Launching the Mate 50 smartphone series on September 6, the CEO of Huawei's Consumer Business Group, Richard Yu, confirmed earlier speculations that the latest product could support satellite-based short message service (SMS). A day earlier, Huawei had already released a teaser video indicating this capability. The official announcement marks a new chapter for the global telecommunications and smartphone industry, especially when Apple's iPhone 14, due to be launched on September 7, is rumored to possess a similar capability. Despite the fact that an an over-the-air upgrade is needed to enable the function and that current coverage is limited to China, Yu said that Mate 50 is the world's first smartphone supporting SMS based on China's homegrown BeiDou Navigation Satellite System, and would allow users to send emergency text messages and locations via satellites, even in areas beyond territorial network coverage.
In fact, the ability to offer short message service is a hallmark that distinguishes BeiDou from other GNSS like GPS, GLONASS and Galileo. Beginning in 2000, the experimental, first-generation Beidou constellation already tested and validated this function. When the second-generation Beidou constellation, designated to cover the entire Asia-Pacific region, officially became operational in 2011, the SMS capability was enhanced, and end devices supporting such functions began to surface in the Chinese market.

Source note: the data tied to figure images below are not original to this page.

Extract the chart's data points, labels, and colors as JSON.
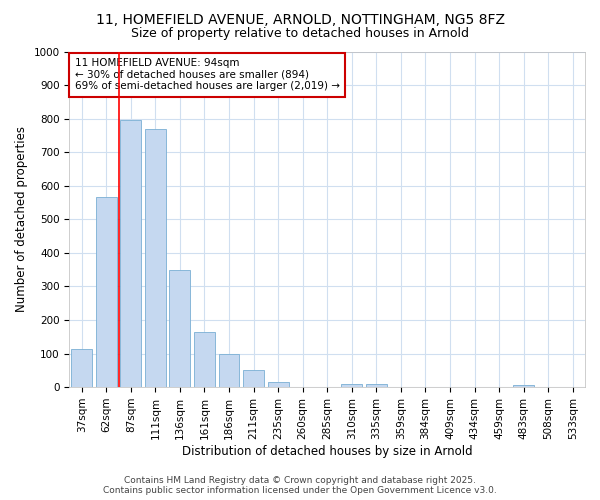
{
  "title1": "11, HOMEFIELD AVENUE, ARNOLD, NOTTINGHAM, NG5 8FZ",
  "title2": "Size of property relative to detached houses in Arnold",
  "xlabel": "Distribution of detached houses by size in Arnold",
  "ylabel": "Number of detached properties",
  "categories": [
    "37sqm",
    "62sqm",
    "87sqm",
    "111sqm",
    "136sqm",
    "161sqm",
    "186sqm",
    "211sqm",
    "235sqm",
    "260sqm",
    "285sqm",
    "310sqm",
    "335sqm",
    "359sqm",
    "384sqm",
    "409sqm",
    "434sqm",
    "459sqm",
    "483sqm",
    "508sqm",
    "533sqm"
  ],
  "values": [
    115,
    565,
    795,
    770,
    350,
    165,
    100,
    52,
    15,
    0,
    0,
    10,
    10,
    0,
    0,
    0,
    0,
    0,
    5,
    0,
    0
  ],
  "bar_color": "#c5d8f0",
  "bar_edge_color": "#7aafd4",
  "red_line_index": 2,
  "ylim": [
    0,
    1000
  ],
  "yticks": [
    0,
    100,
    200,
    300,
    400,
    500,
    600,
    700,
    800,
    900,
    1000
  ],
  "annotation_title": "11 HOMEFIELD AVENUE: 94sqm",
  "annotation_line1": "← 30% of detached houses are smaller (894)",
  "annotation_line2": "69% of semi-detached houses are larger (2,019) →",
  "annotation_box_color": "#ffffff",
  "annotation_border_color": "#cc0000",
  "footer1": "Contains HM Land Registry data © Crown copyright and database right 2025.",
  "footer2": "Contains public sector information licensed under the Open Government Licence v3.0.",
  "background_color": "#ffffff",
  "plot_bg_color": "#ffffff",
  "grid_color": "#d0dff0",
  "title1_fontsize": 10,
  "title2_fontsize": 9,
  "axis_fontsize": 8.5,
  "tick_fontsize": 7.5,
  "footer_fontsize": 6.5
}
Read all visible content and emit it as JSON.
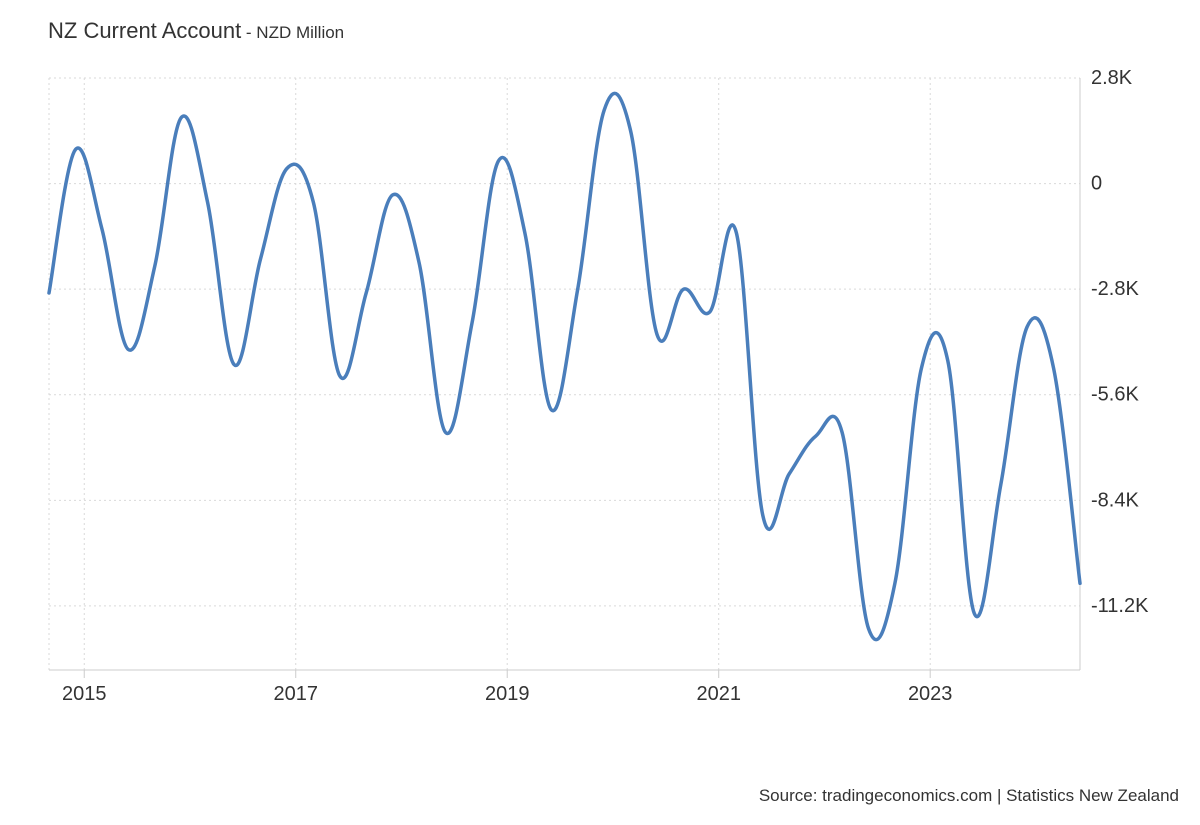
{
  "header": {
    "title": "NZ Current Account",
    "subtitle": " - NZD Million"
  },
  "source": "Source: tradingeconomics.com | Statistics New Zealand",
  "chart_data": {
    "type": "line",
    "title": "NZ Current Account",
    "subtitle": "NZD Million",
    "xlabel": "",
    "ylabel": "",
    "x_ticks": [
      "2015",
      "2017",
      "2019",
      "2021",
      "2023"
    ],
    "y_ticks": [
      "2.8K",
      "0",
      "-2.8K",
      "-5.6K",
      "-8.4K",
      "-11.2K"
    ],
    "ylim": [
      -12900,
      2800
    ],
    "xlim": [
      "2014-09",
      "2024-06"
    ],
    "grid": true,
    "legend": "none",
    "series": [
      {
        "color": "#4a7ebb",
        "points": [
          {
            "x": "2014-09",
            "y": -2900
          },
          {
            "x": "2014-12",
            "y": 900
          },
          {
            "x": "2015-03",
            "y": -1200
          },
          {
            "x": "2015-06",
            "y": -4400
          },
          {
            "x": "2015-09",
            "y": -2200
          },
          {
            "x": "2015-12",
            "y": 1750
          },
          {
            "x": "2016-03",
            "y": -500
          },
          {
            "x": "2016-06",
            "y": -4800
          },
          {
            "x": "2016-09",
            "y": -2000
          },
          {
            "x": "2016-12",
            "y": 400
          },
          {
            "x": "2017-03",
            "y": -500
          },
          {
            "x": "2017-06",
            "y": -5100
          },
          {
            "x": "2017-09",
            "y": -2900
          },
          {
            "x": "2017-12",
            "y": -300
          },
          {
            "x": "2018-03",
            "y": -2100
          },
          {
            "x": "2018-06",
            "y": -6600
          },
          {
            "x": "2018-09",
            "y": -3700
          },
          {
            "x": "2018-12",
            "y": 600
          },
          {
            "x": "2019-03",
            "y": -1300
          },
          {
            "x": "2019-06",
            "y": -6000
          },
          {
            "x": "2019-09",
            "y": -2800
          },
          {
            "x": "2019-12",
            "y": 1950
          },
          {
            "x": "2020-03",
            "y": 1400
          },
          {
            "x": "2020-06",
            "y": -4000
          },
          {
            "x": "2020-09",
            "y": -2800
          },
          {
            "x": "2020-12",
            "y": -3400
          },
          {
            "x": "2021-03",
            "y": -1300
          },
          {
            "x": "2021-06",
            "y": -8800
          },
          {
            "x": "2021-09",
            "y": -7700
          },
          {
            "x": "2021-12",
            "y": -6700
          },
          {
            "x": "2022-03",
            "y": -6600
          },
          {
            "x": "2022-06",
            "y": -11800
          },
          {
            "x": "2022-09",
            "y": -10600
          },
          {
            "x": "2022-12",
            "y": -4900
          },
          {
            "x": "2023-03",
            "y": -4700
          },
          {
            "x": "2023-06",
            "y": -11400
          },
          {
            "x": "2023-09",
            "y": -8000
          },
          {
            "x": "2023-12",
            "y": -3800
          },
          {
            "x": "2024-03",
            "y": -4900
          },
          {
            "x": "2024-06",
            "y": -10600
          }
        ]
      }
    ]
  }
}
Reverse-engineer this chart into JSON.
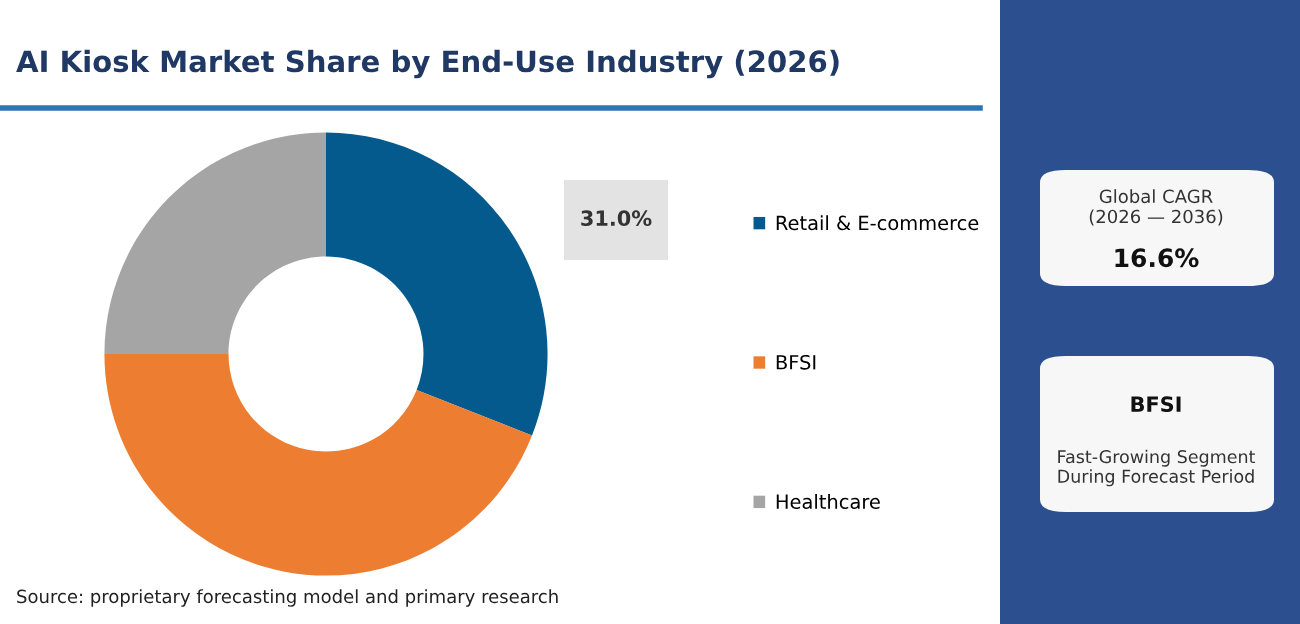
{
  "chart_data": {
    "type": "donut",
    "title": "AI Kiosk Market Share by End-Use Industry (2026)",
    "categories": [
      "Retail & E-commerce",
      "BFSI",
      "Healthcare"
    ],
    "values": [
      31.0,
      44.0,
      25.0
    ],
    "colors": [
      "#045a8d",
      "#ed7d31",
      "#a5a5a5"
    ],
    "value_labels": [
      "31.0%",
      null,
      null
    ],
    "legend": "right",
    "annotations": [
      "Source: proprietary forecasting model and primary research",
      "Global CAGR\n(2026 — 2036)",
      "16.6%",
      "BFSI",
      "Fast-Growing Segment\nDuring Forecast Period"
    ]
  }
}
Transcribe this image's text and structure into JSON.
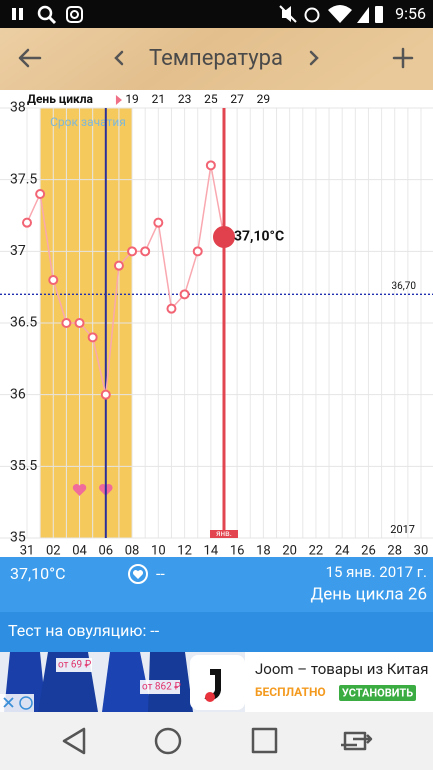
{
  "status_bar": {
    "time": "9:56"
  },
  "toolbar": {
    "title": "Температура"
  },
  "chart_data": {
    "type": "line",
    "x2_label": "День цикла",
    "x2_categories": [
      null,
      null,
      null,
      null,
      null,
      null,
      null,
      null,
      "19",
      null,
      "21",
      null,
      "23",
      null,
      "25",
      null,
      "27",
      null,
      "29",
      null,
      null,
      null,
      null,
      null,
      null,
      null,
      null,
      null,
      null,
      null,
      null
    ],
    "categories": [
      "31",
      null,
      "02",
      null,
      "04",
      null,
      "06",
      null,
      "08",
      null,
      "10",
      null,
      "12",
      null,
      "14",
      null,
      "16",
      null,
      "18",
      null,
      "20",
      null,
      "22",
      null,
      "24",
      null,
      "26",
      null,
      "28",
      null,
      "30"
    ],
    "series": [
      {
        "color": "#f26474",
        "values": [
          37.2,
          37.4,
          36.8,
          36.5,
          36.5,
          36.4,
          36.0,
          36.9,
          37.0,
          37.0,
          37.2,
          36.6,
          36.7,
          37.0,
          37.6,
          37.1,
          null,
          null,
          null,
          null,
          null,
          null,
          null,
          null,
          null,
          null,
          null,
          null,
          null,
          null,
          null
        ],
        "value_labels": [
          null,
          null,
          null,
          null,
          null,
          null,
          null,
          null,
          null,
          null,
          null,
          null,
          null,
          null,
          null,
          "37,10°C",
          null,
          null,
          null,
          null,
          null,
          null,
          null,
          null,
          null,
          null,
          null,
          null,
          null,
          null,
          null
        ]
      }
    ],
    "ylim": [
      35,
      38
    ],
    "yticks": [
      35,
      35.5,
      36,
      36.5,
      37,
      37.5,
      38
    ],
    "grid": true,
    "band": {
      "label": "Срок зачатия",
      "from": 1,
      "to": 8,
      "color": "#f6c95c"
    },
    "reference_line": {
      "value": 36.7,
      "label": "36,70",
      "color": "#1f2fb0"
    },
    "vlines": [
      {
        "at": 6,
        "color": "#2a2f9a"
      },
      {
        "at": 15,
        "color": "#e2454f",
        "label": "янв."
      }
    ],
    "year_label": "2017"
  },
  "info": {
    "temperature": "37,10°C",
    "mood": "--",
    "date": "15 янв. 2017 г.",
    "cycle_day": "День цикла 26"
  },
  "ovulation_test": "Тест на овуляцию: --",
  "ad": {
    "price_1": "от 69 ₽",
    "price_2": "от 862 ₽",
    "title": "Joom – товары из Китая",
    "free": "БЕСПЛАТНО",
    "button": "УСТАНОВИТЬ"
  }
}
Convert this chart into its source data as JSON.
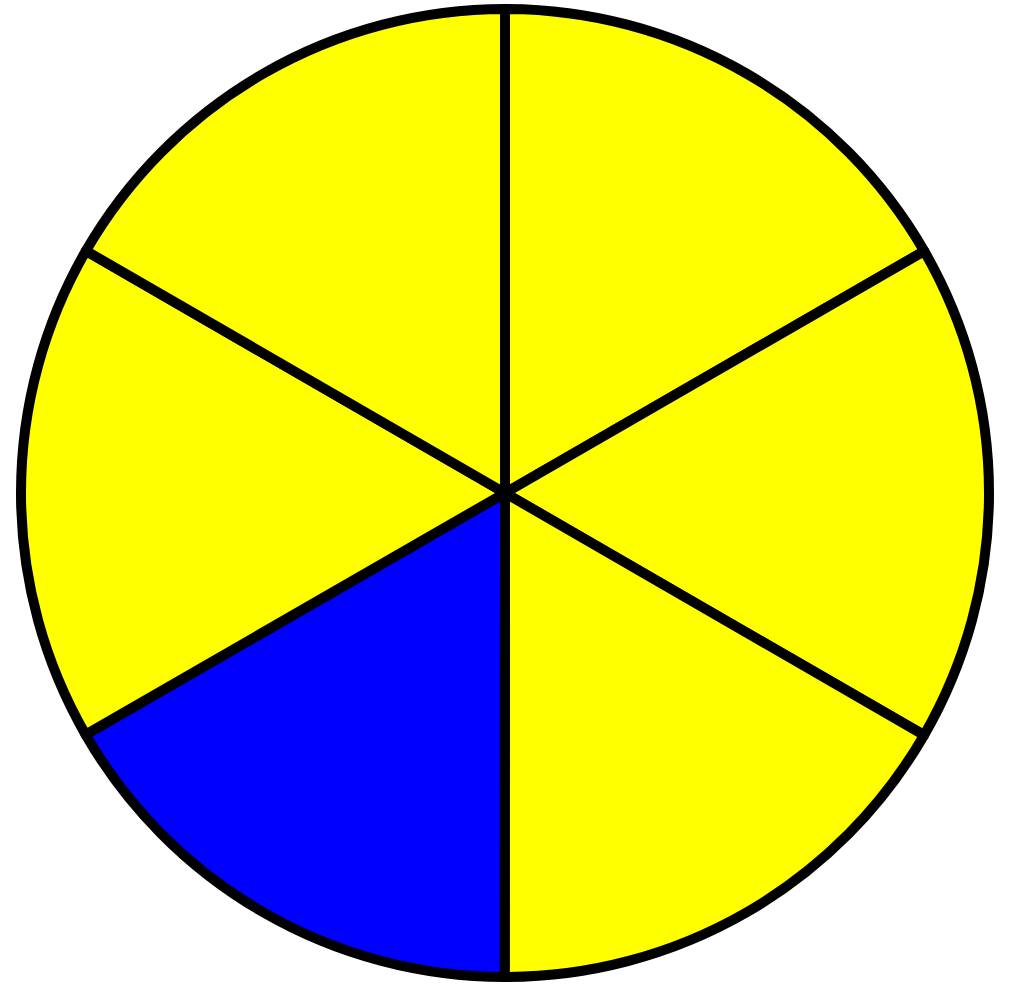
{
  "chart_data": {
    "type": "pie",
    "categories": [
      null,
      null,
      null,
      null,
      null,
      null
    ],
    "values": [
      16.67,
      16.67,
      16.67,
      16.67,
      16.66,
      16.66
    ],
    "colors": [
      "#ffff00",
      "#ffff00",
      "#ffff00",
      "#0000ff",
      "#ffff00",
      "#ffff00"
    ],
    "legend": false
  }
}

In a July conference, China Mobile already claimed that it had successfully co-developed the country's first smartphone RF-baseband SoC supporting BeiDou-based SMS communications. The cooperation project involved unidentified domestic smartphone companies and two SOEs: China North Industries Group and China Electronics Technology Group (CETC). Coincidentally, sources within the Chinese IC industry and the media Finance Sina claimed that the CETC subsidiary Acoustic-Optic-Electronic Technology would be a supplier of Mate 50's BeiDou-enabling chipset.
Acoustic-Optic-Electronic Technology has three subsidiaries that underpin its semiconductor business, spanning from design to production, and one of them is the fabless design house Southwest Integrated Circuit Design (SWID). Information on SWID's website describes a 40nm-based SoC supporting BeiDou and other global navigation satellite systems, in addition to several modules supporting BeiDou-based short message service.
A report published in May by the GNSS & LBS Association of China indicates that the domestic industry based on BeiDou's positioning and navigation services has reached a gross output totaling CNY496 billion (US$71 billion) in 2021, a 16% annual increase, and the number is estimated to reach CNY1 trillion by 2025. The report also indicates that 200 million BeiDou-compatible homegrown chips and modules have been sold in China by the end of 2021. Another report published by the Hong Kong-based Haitong International Securities Group in June 2022 already expected smartphones supporting BeiDou SMS to be available by the end of the year, and estimated that it would open up a chipset market reaching CNY3 billion by 2025.
According to China Satellite Navigation Office, development of the fourth generation of BeiDou system is already underway, expecting to be completed before 2035. It was indicated that the fourth-generation BeiDou constellation would be more ubiquitous, integrated and intelligent. Since the latest, third-generation of BeiDou constellation was launched in 2015 and completed in 2020, the Chinese GNSS has become a key part of China's Belt & Road Initiative, seeing applications from agriculture to shipping in Southeast Asian and Middle Eastern countries. The vast market offered by the Belt & Road also gave rise to a growing domestic industry oriented around the BeiDou service. In light of Huawei's latest breakthrough, industry sources claimed that other Chinese smartphone vendors like Xiaomi, Oppo and Vivo were also looking at similar functions.
Recently, both Qualcomm and MediaTek have announced breakthroughs in connecting smartphone chipsets with satellites. In July, Qualcomm announced that it would partner with Ericsson and Thales to test 5G NTN components from satellite payload, networking equipment to smartphones. Initial test would be conducted in lab environment. It was followed by MediaTek in August, when the chip design house successfully powered a smartphone with a 5G non-terrestrial network (NTN) in a lab environment.